In early April, the Minneapolis Star Tribune published the results of a new online survey, completed by parents with kids in the Minneapolis Public Schools. The results offer a surprising revelation: most parents in the city do not choose schools based on standardized test scores.
Like many public school districts across the country, Minneapolis has had to focus in recent years on regaining its “market share,” in an era of ever-spiraling school choice schemes. Another Star Tribune article, this one from 2015, laid the district’s challenges bare in the headline: “Thousands of Minneapolis children leave district for charters, suburban schools.” Thirty-six thousand students in the city attend the Minneapolis Public Schools, but, the article showed, more than 17,000 school-age kids do not.
The recent survey suggests that it isn’t test results, that induce parents to switch schools. Molly Leutz, a Minneapolis parent portrayed in the most recent article, said that test scores “didn’t even cross (her) mind” when looking at schools for her young daughter. Instead, word of mouth among parents, as well as “diversity,” ranked high on Leutz’s list. In the end, she chose to send her daughter to their neighborhood public school.
Other parents echoed Leutz’s priorities. Sixty percent of the 2,000 survey respondents based their decision on two factors: after-school opportunities (and other enrichment programs) and the “makeup of the student body.” These results further reflect studies done with parents in other communities, such as New Orleans. In 2015, National Public Radio education reporter, Anya Kamenetz, published a story showing that New Orleans parents—who live in what is supposed to be the most “choice-filled” city in the United States—do not put academic factors first.
“Parents, especially low-income parents,” Kamenetz found, “actually show strong preferences for other qualities like location and extracurriculars” when choosing schools for their kids. Despite the efforts of outside education reform interests, which have sought to create a network of New Orleans-style charters in place of neighborhood schools, “distance matters a lot” to parents there. This implies that, when it comes to school choice, community and convenience outweigh perceptions of test-driven success.
The Minneapolis survey also found parents ranked old fashioned techniques such as report cards and parent-teacher communication much more highly than standardized test scores for “gauging student success.” Parents also believed that “hearing from a child” was more important than test scores “when grasping how a child is performing in school.” Perhaps even more compelling, the Minneapolis survey indicates that white and Asian parents were far more likely than black, Latino and Native American parents to “look to” test scores.
The article does not delve into why this may be true, but it does stand to reason that parents of kids who tend to score the highest on standardized tests—i.e., white and Asian-American students—may place more value on such outcomes. White and Asian-American students also, statistically, tend to be wealthier than other students, and standardized test results often reflect a student’s socioeconomic status.
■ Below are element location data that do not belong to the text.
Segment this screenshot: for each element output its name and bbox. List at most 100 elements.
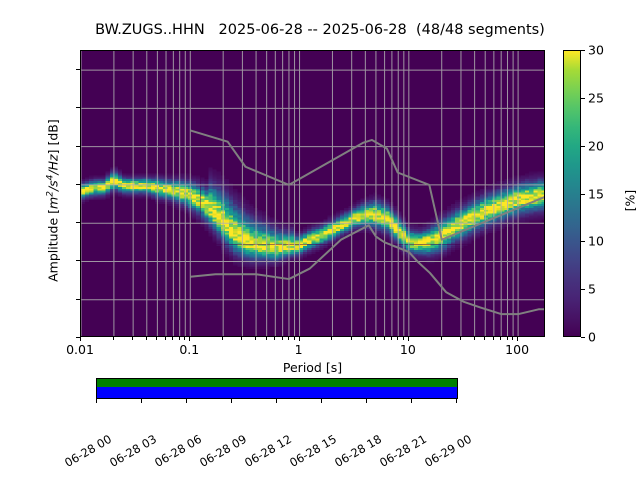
x-tick-mark-minor — [165, 337, 167, 340]
colorbar-tick-label: 10 — [588, 233, 604, 249]
x-tick-mark-minor — [484, 337, 486, 340]
time-tick-mark — [366, 399, 367, 403]
x-tick-label: 1 — [294, 342, 303, 357]
ppsd-heatmap — [81, 51, 544, 336]
x-tick-mark-minor — [331, 337, 333, 340]
x-tick-mark-minor — [184, 337, 186, 340]
y-tick-mark — [76, 260, 80, 262]
x-tick-label: 0.1 — [179, 342, 200, 357]
ppsd-plot-area[interactable] — [80, 50, 545, 337]
colorbar-tick-mark — [581, 50, 585, 51]
y-tick-mark — [76, 298, 80, 300]
x-tick-mark-minor — [132, 337, 134, 340]
x-tick-mark-minor — [222, 337, 224, 340]
colorbar-tick-label: 30 — [588, 42, 604, 58]
x-tick-mark-minor — [241, 337, 243, 340]
x-tick-mark-minor — [512, 337, 514, 340]
x-tick-mark-minor — [506, 337, 508, 340]
time-tick-mark — [276, 399, 277, 403]
noise-model-nlnm — [190, 224, 544, 316]
coverage-bars — [97, 379, 457, 398]
x-tick-mark-major — [298, 337, 300, 341]
x-tick-mark-minor — [274, 337, 276, 340]
time-tick-label: 06-28 00 — [62, 431, 114, 470]
time-tick-mark — [411, 399, 412, 403]
x-tick-mark-minor — [440, 337, 442, 340]
x-tick-mark-minor — [293, 337, 295, 340]
x-tick-mark-minor — [112, 337, 114, 340]
x-tick-mark-minor — [397, 337, 399, 340]
colorbar-tick-mark — [581, 193, 585, 195]
x-tick-mark-minor — [255, 337, 257, 340]
x-tick-mark-minor — [383, 337, 385, 340]
colorbar-tick-label: 15 — [588, 186, 604, 201]
time-tick-mark — [96, 399, 97, 403]
noise-model-curves — [189, 129, 544, 316]
x-tick-mark-minor — [178, 337, 180, 340]
x-tick-mark-minor — [265, 337, 267, 340]
x-tick-label: 100 — [505, 342, 530, 357]
colorbar-tick-mark — [581, 97, 585, 99]
x-tick-mark-minor — [473, 337, 475, 340]
y-axis-label-suffix: ] [dB] — [45, 119, 61, 155]
x-tick-mark-minor — [364, 337, 366, 340]
x-tick-mark-minor — [350, 337, 352, 340]
y-axis-label: Amplitude [m2/s4/Hz] [dB] — [45, 56, 60, 346]
data-coverage-green — [97, 379, 457, 387]
y-axis-label-units: m2/s4/Hz — [45, 154, 61, 209]
x-tick-mark-minor — [281, 337, 283, 340]
x-tick-mark-minor — [459, 337, 461, 340]
x-axis-label: Period [s] — [282, 360, 343, 375]
x-tick-mark-major — [189, 337, 191, 341]
x-tick-mark-major — [517, 337, 519, 341]
time-tick-mark — [186, 399, 187, 403]
x-tick-mark-minor — [156, 337, 158, 340]
y-axis-label-prefix: Amplitude [ — [45, 208, 61, 282]
x-tick-mark-minor — [390, 337, 392, 340]
y-tick-mark — [76, 222, 80, 224]
x-tick-mark-minor — [172, 337, 174, 340]
time-tick-label: 06-28 12 — [242, 431, 294, 470]
page-title: BW.ZUGS..HHN 2025-06-28 -- 2025-06-28 (4… — [95, 22, 545, 38]
grid-lines — [81, 51, 544, 336]
colorbar-tick-mark — [581, 289, 585, 291]
time-tick-mark — [456, 399, 457, 403]
colorbar-tick-mark — [581, 241, 585, 243]
time-tick-label: 06-28 03 — [107, 431, 159, 470]
x-tick-mark-minor — [374, 337, 376, 340]
x-tick-mark-minor — [500, 337, 502, 340]
x-tick-mark-minor — [402, 337, 404, 340]
y-tick-mark — [76, 337, 80, 338]
colorbar-tick-mark — [581, 145, 585, 147]
colorbar-tick-label: 25 — [588, 90, 604, 106]
y-tick-mark — [76, 183, 80, 185]
data-coverage-blue — [97, 386, 457, 398]
x-tick-label: 0.01 — [66, 342, 94, 357]
colorbar-tick-label: 0 — [588, 329, 596, 345]
y-tick-mark — [76, 145, 80, 147]
data-coverage-bar[interactable] — [96, 378, 458, 399]
time-tick-label: 06-28 09 — [197, 431, 249, 470]
time-tick-label: 06-28 06 — [152, 431, 204, 470]
x-tick-mark-major — [407, 337, 409, 341]
time-tick-mark — [321, 399, 322, 403]
time-tick-label: 06-28 18 — [332, 431, 384, 470]
colorbar-label: [%] — [622, 189, 638, 212]
colorbar[interactable] — [563, 50, 581, 337]
noise-model-nhnm — [189, 129, 544, 241]
x-tick-mark-minor — [492, 337, 494, 340]
time-tick-mark — [141, 399, 142, 403]
colorbar-tick-mark — [581, 337, 585, 338]
x-tick-label: 10 — [399, 342, 416, 357]
time-tick-label: 06-29 00 — [422, 431, 474, 470]
time-tick-mark — [231, 399, 232, 403]
x-tick-mark-minor — [145, 337, 147, 340]
x-tick-mark-minor — [287, 337, 289, 340]
colorbar-tick-label: 5 — [588, 281, 596, 297]
y-tick-mark — [76, 107, 80, 109]
y-tick-mark — [76, 69, 80, 71]
time-tick-label: 06-28 21 — [377, 431, 429, 470]
time-tick-label: 06-28 15 — [287, 431, 339, 470]
colorbar-tick-label: 20 — [588, 138, 604, 154]
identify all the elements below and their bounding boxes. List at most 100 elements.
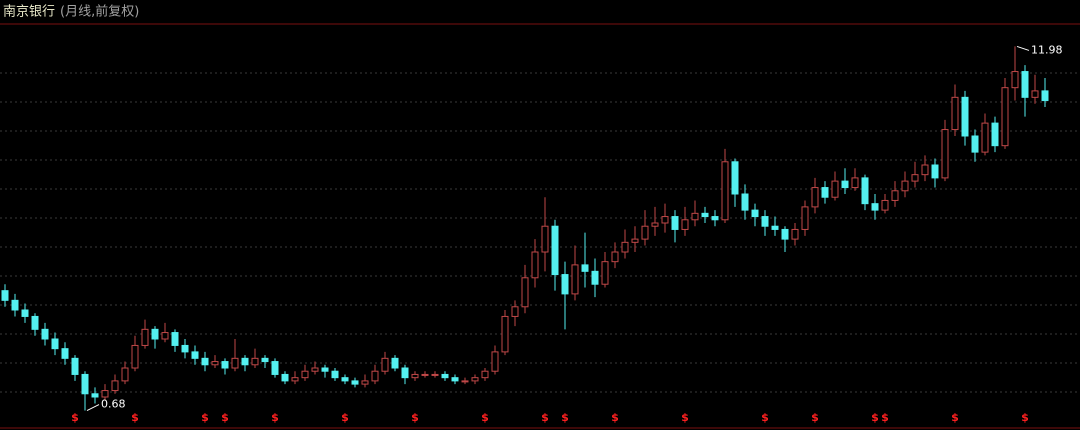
candle-body xyxy=(981,122,989,153)
candle-body xyxy=(211,361,219,366)
candle-body xyxy=(361,380,369,385)
candle-body xyxy=(921,164,929,176)
dividend-marker: $ xyxy=(871,411,879,424)
candle-body xyxy=(911,174,919,182)
candle-body xyxy=(691,212,699,221)
dividend-marker: $ xyxy=(881,411,889,424)
dividend-marker: $ xyxy=(1021,411,1029,424)
candle-body xyxy=(351,380,359,385)
dividend-marker: $ xyxy=(71,411,79,424)
candle-body xyxy=(771,225,779,230)
dividend-marker: $ xyxy=(341,411,349,424)
candle-body xyxy=(81,373,89,395)
candle-body xyxy=(831,180,839,198)
candle-body xyxy=(791,228,799,240)
candle-body xyxy=(231,357,239,369)
candle-body xyxy=(931,164,939,179)
candle-body xyxy=(871,203,879,211)
dividend-marker: $ xyxy=(761,411,769,424)
chart-subtitle: (月线,前复权) xyxy=(60,4,139,20)
candle-body xyxy=(821,187,829,198)
candle-body xyxy=(841,180,849,189)
candle-body xyxy=(171,332,179,346)
candle-body xyxy=(301,370,309,379)
dividend-marker: $ xyxy=(201,411,209,424)
candle-body xyxy=(151,328,159,340)
candle-body xyxy=(71,357,79,375)
candle-body xyxy=(631,238,639,243)
candle-body xyxy=(61,348,69,359)
candle-body xyxy=(461,380,469,383)
candle-body xyxy=(191,351,199,359)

In 2013, a survey of parents in Georgia by the Thomas B. Fordham Institute (a conservative think tank that typically favors charters) also showed that a majority of parents identified non-academic factors as the primary reason why they chose one school over another. The Georgia survey was done to support the concept of tax-credit scholarships (also known as “neovouchers”), used to send more students to private school.
In a way, the effort backfired. Less than 10 percent of parents said they looked for “higher standardized test scores” when selecting a school. Instead, things like smaller class sizes, safety and a “better learning environment” mattered more. Currently, many states are in the throes of preparing school accountability plans, as required by the federal Every Student Succeeds Act. While the transition to the Trump administration has brought some uncertainty for this new education policy, so far, it will allow states to move away from an overreliance on test-based measures of success.
Survey results such as the ones from Minneapolis should, if taken seriously, help policymakers understand that school choice systems built around standardized test scores may not be as important as having a safe, welcoming school in every neighborhood, where relationships and teacher-parent communication rank high.